Matin - Parfois ... [Bertrand Jayet]

Parfois, le matin, on se réveille avec de l'humain plein le coeur, avec l'envie presque irrépressible de prendre des gens dans ses bras, de leur dire que la vie est belle et qu'ils en sont la cause, eux. Alors, on se lève. On procède à ses ablutions matinales avec bonheur comme si le ripolinage de l'instant devait présider à l'ensoleillement de la journée. Malgré les embouteillages, on glisse dans la circulation, privilégiant l'écoute d'une belle musique classique à l'assourdissante déferlante des mauvaises nouvelles.

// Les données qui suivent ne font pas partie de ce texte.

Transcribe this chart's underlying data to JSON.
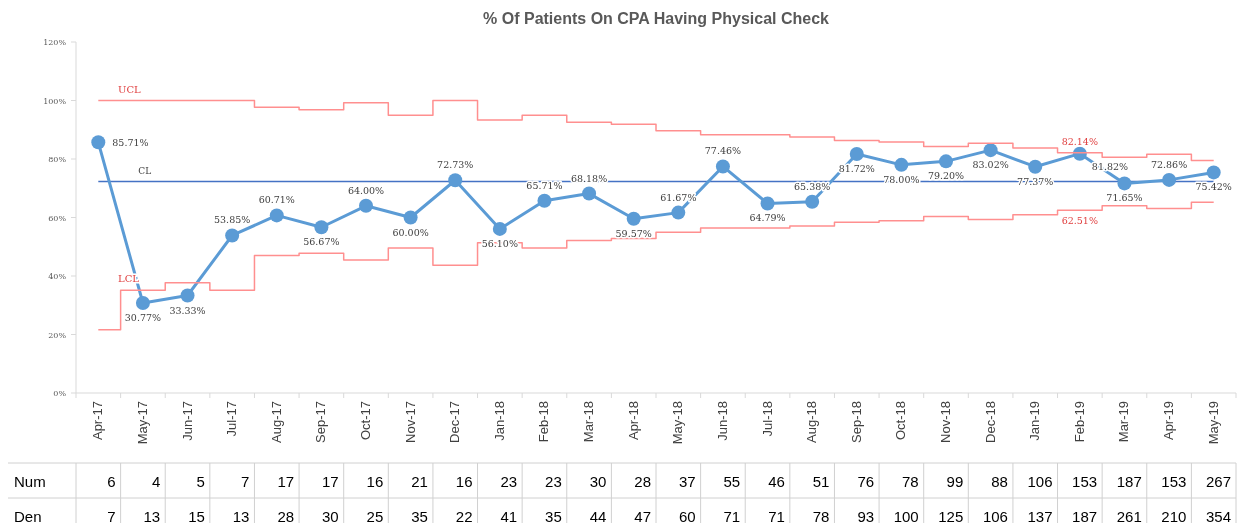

On parque son carrosse, bien dans les lignes, histoire de ne pas empêcher le voisin de s'extraire agréablement de son propre véhicule; on sourit au balayeur togolais; on est heureux même si l'ascenseur tarde à arriver et, composant son code sur la serrure électronique, on sourit à l'idée du sourire des autres. Et puis: rien! Au claironnant "bonjour" musical qu'on adresse à ses contemporains répond un grommellement d'ennui. Au "salut" enjoué qu'on offre aux fumeurs de la cour s'enchaîne une sorte de silence méprisant. Alors, soudain, le ciel prend sa vraie couleur grisâtre, le travail sa véritable dimension insipide, l'humanité sa texture ignoble et le café, un goût âpre. Et, une fois de plus, parce qu'on attend trop des autres plutôt que de se concentrer sur soi, parce qu'on vit d'un espoir déraisonnable, on se replie et, sourd, on s'isole.
Et cette haine qu'on ressent, au moment précis de l'envahissante déception, de l'envie refreinée, salit. Elle salit l'être entier. Dans ces instants-là, je retrouve la grotte de mes ancêtres, j'y fais du feu pour éloigner les prédateurs et, avec les doigts, je dessine des paysages de mots pour exorciser la tristesse que je sens m'envahir. Et le soleit, lentement, revient. Parce qu'il est mien et que c'est moi qui le crée.